Une nouvelle tentative de recomposition fut initiée au printemps 1989, après les élections municipales de mars 1989 et dans l’optique des élections européennes de juin 1989. C’étaient les douze Rénovateurs. Bernard Bosson en faisait partie. Douze jeunes députés, six de l’UDF, six du RPR, à l’initiative de Michel Noir, Philippe Séguin, François Bayrou et Dominique Baudis, voulaient casser le clivage entre Valéry Giscard d’Estaing et Jacques Chirac. Mais les ambitions individuelles et les visions des uns et des autres n’étaient pas homogènes et l’initiative n’a pas été poursuivie au-delà de l’unique grand rassemblement à Lyon le 24 juin 1989. L’enjeu, c’était, après l’échec de Raymond Barre et de Jacques Chirac en 1988, de promouvoir un profond renouvellement de l’opposition (le refrain d’Emmanuel Macron : nouveaux visages et nouveaux usages). Il n’a pas eu lieu, faute de combattant, et parce que ceux qui dirigeaient le RPR, Alain Juppé (secrétaire général) et Nicolas Sarkozy (secrétaire général adjoint) préféraient miser sur le contrôle de l’appareil du RPR.

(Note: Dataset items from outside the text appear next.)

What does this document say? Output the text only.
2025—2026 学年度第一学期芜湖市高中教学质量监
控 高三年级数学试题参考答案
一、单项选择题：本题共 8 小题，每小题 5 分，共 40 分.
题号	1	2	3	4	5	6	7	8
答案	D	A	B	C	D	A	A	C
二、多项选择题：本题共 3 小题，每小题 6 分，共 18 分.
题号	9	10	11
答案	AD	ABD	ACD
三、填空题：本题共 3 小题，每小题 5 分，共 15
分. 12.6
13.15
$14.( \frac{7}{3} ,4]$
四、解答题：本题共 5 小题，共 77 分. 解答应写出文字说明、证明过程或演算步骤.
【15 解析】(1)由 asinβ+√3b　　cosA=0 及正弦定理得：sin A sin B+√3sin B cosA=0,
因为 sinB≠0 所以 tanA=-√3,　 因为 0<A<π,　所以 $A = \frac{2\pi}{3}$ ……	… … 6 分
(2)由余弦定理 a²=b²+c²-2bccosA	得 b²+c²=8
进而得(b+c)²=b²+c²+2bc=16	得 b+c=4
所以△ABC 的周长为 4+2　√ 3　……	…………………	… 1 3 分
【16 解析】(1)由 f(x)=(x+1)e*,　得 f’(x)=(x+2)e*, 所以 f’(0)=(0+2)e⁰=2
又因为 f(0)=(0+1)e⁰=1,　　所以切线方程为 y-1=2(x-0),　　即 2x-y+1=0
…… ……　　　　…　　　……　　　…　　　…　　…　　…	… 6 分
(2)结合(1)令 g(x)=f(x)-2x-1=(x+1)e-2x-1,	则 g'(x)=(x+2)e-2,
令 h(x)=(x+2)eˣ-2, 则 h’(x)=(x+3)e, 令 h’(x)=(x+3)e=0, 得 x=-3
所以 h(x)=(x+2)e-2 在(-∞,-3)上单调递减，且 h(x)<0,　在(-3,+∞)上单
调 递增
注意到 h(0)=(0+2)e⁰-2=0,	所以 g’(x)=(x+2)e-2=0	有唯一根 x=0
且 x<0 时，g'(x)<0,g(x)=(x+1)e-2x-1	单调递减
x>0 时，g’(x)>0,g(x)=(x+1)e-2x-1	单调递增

Je me souviens qu’en début avril 1989 à Narbonne, chacun des "3 B" (Bayrou, Baudis, Bosson) avait fait part de sa vision de l’organisation future de l’opposition de l’époque. Bernard Bosson, qui chuintait un peu comme un giscardien, était alors favorable à une formation unique de l’opposition favorable à la décentralisation et à la construction européenne. C’était avant le Traité de Maastricht et à un moment où Jacques Chirac hésitait encore sur sa vision de l’Europe.

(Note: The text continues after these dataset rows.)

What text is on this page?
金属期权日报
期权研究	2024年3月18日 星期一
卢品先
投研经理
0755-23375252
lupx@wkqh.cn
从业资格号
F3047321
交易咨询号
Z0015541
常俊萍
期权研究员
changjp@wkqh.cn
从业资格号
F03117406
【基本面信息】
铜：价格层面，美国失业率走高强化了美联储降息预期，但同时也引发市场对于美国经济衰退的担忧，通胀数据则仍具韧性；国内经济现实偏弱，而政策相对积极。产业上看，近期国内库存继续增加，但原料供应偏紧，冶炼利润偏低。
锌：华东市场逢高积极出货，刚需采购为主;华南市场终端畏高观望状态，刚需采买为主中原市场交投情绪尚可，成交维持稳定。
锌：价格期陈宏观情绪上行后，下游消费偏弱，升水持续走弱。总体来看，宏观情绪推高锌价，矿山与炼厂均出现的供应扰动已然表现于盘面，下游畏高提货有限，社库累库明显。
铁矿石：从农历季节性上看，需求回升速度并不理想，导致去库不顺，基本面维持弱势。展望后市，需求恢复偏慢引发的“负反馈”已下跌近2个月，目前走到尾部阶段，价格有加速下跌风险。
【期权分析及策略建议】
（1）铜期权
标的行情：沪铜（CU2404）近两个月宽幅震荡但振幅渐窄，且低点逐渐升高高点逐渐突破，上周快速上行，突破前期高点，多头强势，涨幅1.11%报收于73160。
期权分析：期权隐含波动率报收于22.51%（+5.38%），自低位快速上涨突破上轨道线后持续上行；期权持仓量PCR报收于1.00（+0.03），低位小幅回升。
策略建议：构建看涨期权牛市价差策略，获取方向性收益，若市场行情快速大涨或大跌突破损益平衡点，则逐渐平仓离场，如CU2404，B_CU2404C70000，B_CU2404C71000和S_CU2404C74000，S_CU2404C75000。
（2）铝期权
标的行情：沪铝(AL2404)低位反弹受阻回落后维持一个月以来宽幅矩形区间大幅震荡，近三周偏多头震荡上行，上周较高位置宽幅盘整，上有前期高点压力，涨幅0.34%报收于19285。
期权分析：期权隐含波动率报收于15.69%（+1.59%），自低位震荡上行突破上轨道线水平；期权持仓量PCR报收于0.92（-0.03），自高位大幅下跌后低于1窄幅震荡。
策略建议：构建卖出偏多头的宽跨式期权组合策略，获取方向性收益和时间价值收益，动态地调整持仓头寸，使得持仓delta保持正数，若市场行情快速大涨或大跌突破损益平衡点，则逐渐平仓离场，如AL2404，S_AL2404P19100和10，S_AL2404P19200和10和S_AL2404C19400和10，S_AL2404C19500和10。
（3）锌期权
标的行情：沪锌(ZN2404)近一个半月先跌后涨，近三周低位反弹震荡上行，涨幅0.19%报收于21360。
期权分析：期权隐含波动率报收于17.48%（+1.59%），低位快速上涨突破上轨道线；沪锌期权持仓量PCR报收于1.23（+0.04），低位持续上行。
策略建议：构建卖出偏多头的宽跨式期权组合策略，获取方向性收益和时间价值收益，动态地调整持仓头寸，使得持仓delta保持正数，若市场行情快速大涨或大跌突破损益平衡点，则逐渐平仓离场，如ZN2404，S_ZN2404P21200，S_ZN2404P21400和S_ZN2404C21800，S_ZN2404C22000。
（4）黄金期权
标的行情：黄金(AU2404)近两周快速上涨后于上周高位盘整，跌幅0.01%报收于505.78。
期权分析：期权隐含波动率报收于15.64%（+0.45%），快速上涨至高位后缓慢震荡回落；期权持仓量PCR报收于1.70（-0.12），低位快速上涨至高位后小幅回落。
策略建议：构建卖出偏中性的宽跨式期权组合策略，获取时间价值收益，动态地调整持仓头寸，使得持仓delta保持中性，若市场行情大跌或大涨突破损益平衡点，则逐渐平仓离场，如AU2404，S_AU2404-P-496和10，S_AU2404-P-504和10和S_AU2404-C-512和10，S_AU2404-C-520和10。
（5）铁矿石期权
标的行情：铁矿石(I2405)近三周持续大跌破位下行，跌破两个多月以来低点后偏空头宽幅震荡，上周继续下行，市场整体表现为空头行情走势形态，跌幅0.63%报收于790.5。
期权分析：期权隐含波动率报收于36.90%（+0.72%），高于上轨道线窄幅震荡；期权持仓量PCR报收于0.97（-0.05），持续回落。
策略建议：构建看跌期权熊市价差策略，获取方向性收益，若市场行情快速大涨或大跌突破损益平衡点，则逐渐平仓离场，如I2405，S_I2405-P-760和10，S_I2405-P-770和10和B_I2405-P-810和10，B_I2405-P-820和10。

La révolution de salon des rénovateurs a accouché d’une souris en juin 1989 : une liste autonome soutenue par les seuls centristes et menée par Simone Veil (dans la liste, éligible, un certain Jean-Louis Borloo), qui s’est retrouvée face à une liste menée par Valéry Giscard d’Estaing et Alain Juppé, ce qui n’avait pas beaucoup de sens politique. L’échec de Simone Veil (8,4% alors que cinq ans auparavant, elle avait réuni 43,0%) a été le point de départ d’une détestation de l’ancienne et future ministre contre François Bayrou qui avait dirigé sa campagne.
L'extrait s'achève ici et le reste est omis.